Chia Network previously held two programming contest related to this same topic. So a natural question may be: Why another contest?
The short answer is that this contest has a different focus. The previous contest incentives largely drove improvements for large integer operations on specific x86 processors. This contest aims to avoid the hardware specific details and dig into the core math puzzle and explore for some higher level algorithmic improvements.
"High level overview of hope for algorithm improvments" would be another way of framing this section.
All current best methods of calculating a form composition require calculating one extended gcd. The result however has large numbers, and so to prevent the size of the numbers exploding with repeated application, a form "reduction" is performed (finding in a sense the smallest form equivalent to the form just calculated). This reduction is in many ways similar to the euclidean algorithm. This is where most of the computation time goes, in these two "gcd" like calculations: one for getting the composition, the other for reducing.

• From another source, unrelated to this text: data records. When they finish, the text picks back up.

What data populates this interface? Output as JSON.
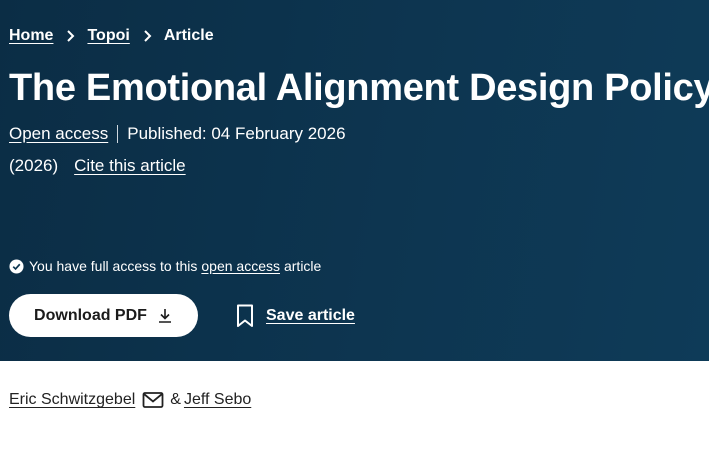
{
  "breadcrumb": {
    "items": [
      "Home",
      "Topoi"
    ],
    "current": "Article"
  },
  "article": {
    "title": "The Emotional Alignment Design Policy",
    "open_access_label": "Open access",
    "published": "Published: 04 February 2026",
    "year": "(2026)",
    "cite_label": "Cite this article"
  },
  "access_notice": {
    "prefix": "You have full access to this",
    "link": "open access",
    "suffix": "article"
  },
  "actions": {
    "download_label": "Download PDF",
    "save_label": "Save article"
  },
  "authors": {
    "first": "Eric Schwitzgebel",
    "separator": "&",
    "second": "Jeff Sebo"
  },
  "colors": {
    "hero_bg": "#0d3550",
    "text_on_hero": "#ffffff",
    "button_bg": "#ffffff"
  },
  "icons": [
    "chevron-right-icon",
    "check-circle-icon",
    "download-icon",
    "bookmark-icon",
    "mail-icon"
  ]
}
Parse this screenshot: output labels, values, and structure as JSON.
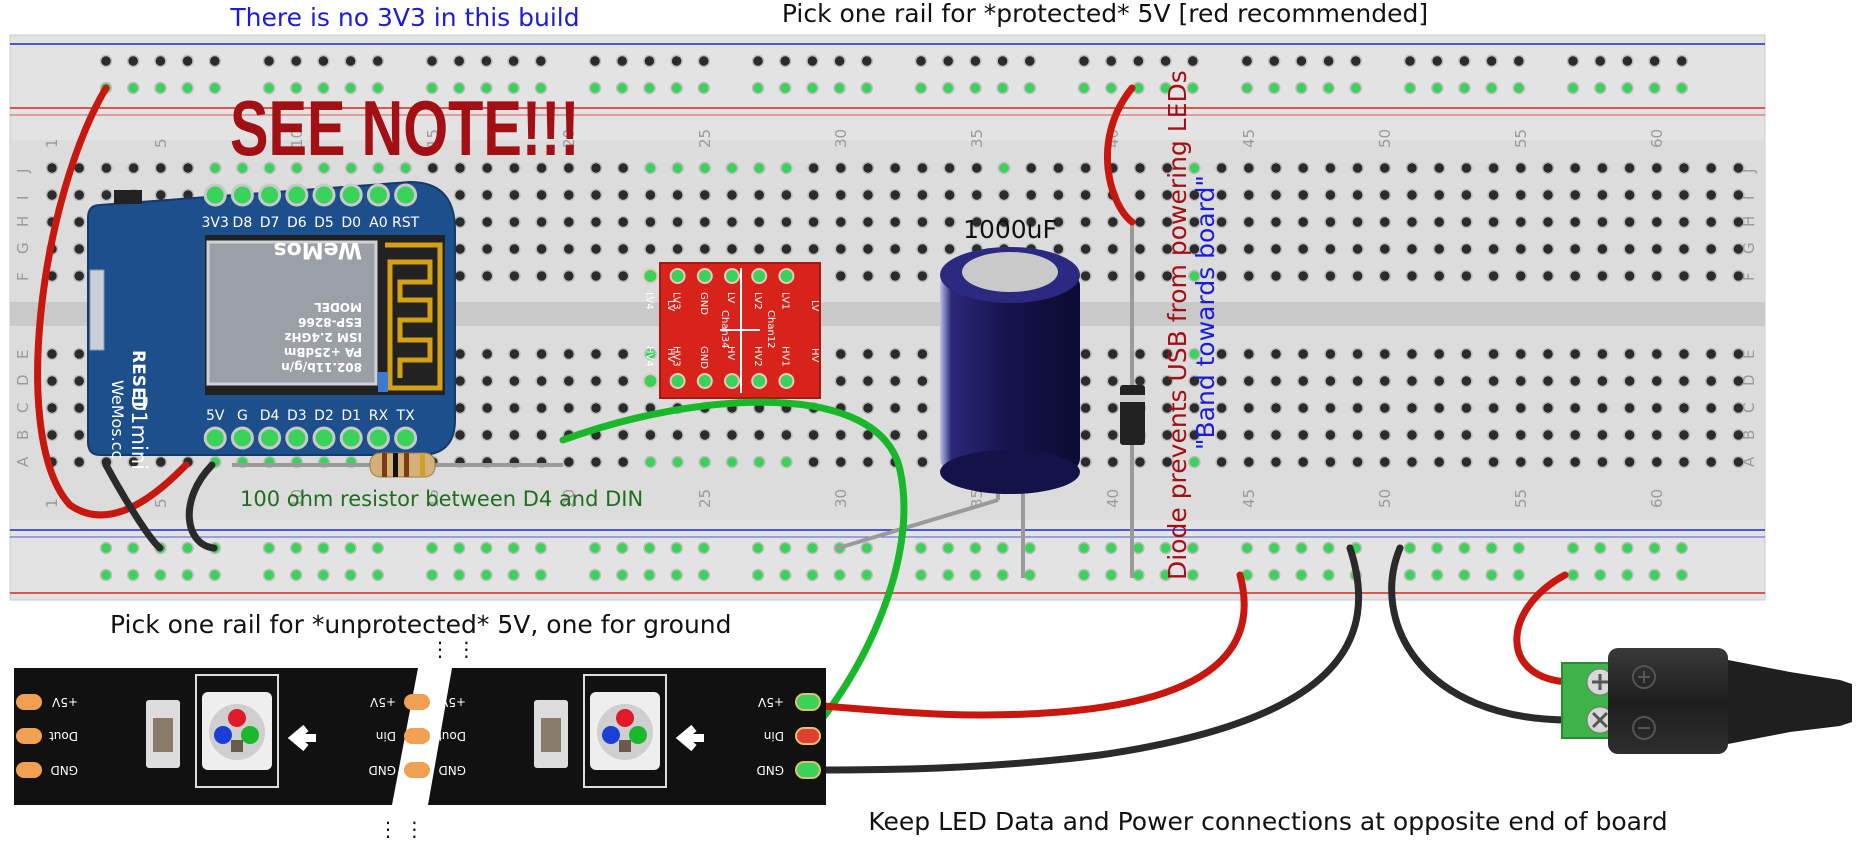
{
  "notes": {
    "no_3v3": "There is no 3V3 in this build",
    "protected_rail": "Pick one rail for *protected* 5V [red recommended]",
    "see_note": "SEE NOTE!!!",
    "resistor": "100 ohm resistor between D4 and DIN",
    "unprotected_rail": "Pick one rail for *unprotected* 5V, one for ground",
    "opposite_end": "Keep LED Data and Power connections at opposite end of board",
    "capacitor": "1000uF",
    "diode": "Diode prevents USB from powering LEDs",
    "band": "\"Band towards board\""
  },
  "breadboard": {
    "column_labels": [
      "1",
      "5",
      "10",
      "15",
      "20",
      "25",
      "30",
      "35",
      "40",
      "45",
      "50",
      "55",
      "60"
    ],
    "row_labels_top": [
      "J",
      "I",
      "H",
      "G",
      "F"
    ],
    "row_labels_bottom": [
      "E",
      "D",
      "C",
      "B",
      "A"
    ]
  },
  "wemos": {
    "top_pins": [
      "3V3",
      "D8",
      "D7",
      "D6",
      "D5",
      "D0",
      "A0",
      "RST"
    ],
    "bottom_pins": [
      "5V",
      "G",
      "D4",
      "D3",
      "D2",
      "D1",
      "RX",
      "TX"
    ],
    "reset_label": "RESET",
    "name": "D1mini",
    "brand": "WeMos.cc",
    "module_lines": [
      "802.11b/g/n",
      "PA +25dBm",
      "ISM 2.4GHz",
      "ESP-8266",
      "MODEL",
      "WeMos"
    ]
  },
  "level_shifter": {
    "top_pins": [
      "LV4",
      "LV3",
      "GND",
      "LV",
      "LV2",
      "LV1"
    ],
    "bottom_pins": [
      "HV4",
      "HV3",
      "GND",
      "HV",
      "HV2",
      "HV1"
    ],
    "channels": [
      "Chan34",
      "Chan12"
    ],
    "side_left": "LV",
    "side_right": "LV",
    "side_left_b": "HV",
    "side_right_b": "HV"
  },
  "led_strip": {
    "pad_labels": [
      "+5V",
      "Dout",
      "GND"
    ],
    "pad_labels_right": [
      "+5V",
      "Din",
      "GND"
    ]
  },
  "colors": {
    "rail_red": "#d9261c",
    "rail_blue": "#1a2bd6",
    "wire_red": "#c8170e",
    "wire_black": "#2a2a2a",
    "wire_green": "#19b82a",
    "board": "#d6d6d6",
    "wemos_blue": "#1d4f8c",
    "level_shifter": "#d8231b",
    "cap_body": "#1c1a5a",
    "note_blue": "#1b1bd8",
    "note_dark_red": "#a20f14",
    "note_green": "#1e6e1e"
  }
}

Naively, composing two cubes solves three form compositions. However, a cube with holds the result of two of the compositions, necessarily then already holds a solution to the third. So for composing two arbitrary cubes, the expected cost should be at least two xgcd, and hopefully only one reduction like operation on the cube.
However, we are interested in a very special case:

we are trying to compose a cube with itself

that cube has
form1 = form2
, and soform3 ~ form1^2 = form2^2
Therefore in the resulting cube, we already know the answer to two of the form compositions. If we can fit that into the cube, we get the third for free. In this ultra idealistic case, repeated squaring may not even require an xgcd.
On the other end of the spectrum from idealistic hopes, we know, because the algorithms exists (and are included in the contest library), that we can construct a cube from scratch with form1 = form2 = anything with a single xgcd.
So inbetween, in the conservative but hopeful case, is that there is some algebraic solution to the cube composition, such that our special conditions help, and we do not need to completely toss the cube and start from scratch each time. Therefore, still requiring an xgcd, but in values roughly squareroot the typical values of A1,B1,C1. And then a reduction operation on the cube, again operating on mostly already reduced size values.
That hope feels plausible to me. And this feels especially plausible when you realize the current best algorithm for squaring in form composition, called NUDUPL, can be rephrased as constructing a cube, and the main savings is from doing most of the reduction operation in cube form, before calculating the resulting forms (which then use some other algorithm to reduce the rest of the way).
In short, the bet is there are further improvements to be made if we just "stay in the cube representation". It feels there should be a better way than each time constructing the cube from scratch, using it for some speed up, then tossing the cube away, only to require constructing another one from scratch in the next step and so on.
THIS is the kind of general algorithmic improvement that would lead to speedups regardless of the hardware architecture, even in design of ASIC devices.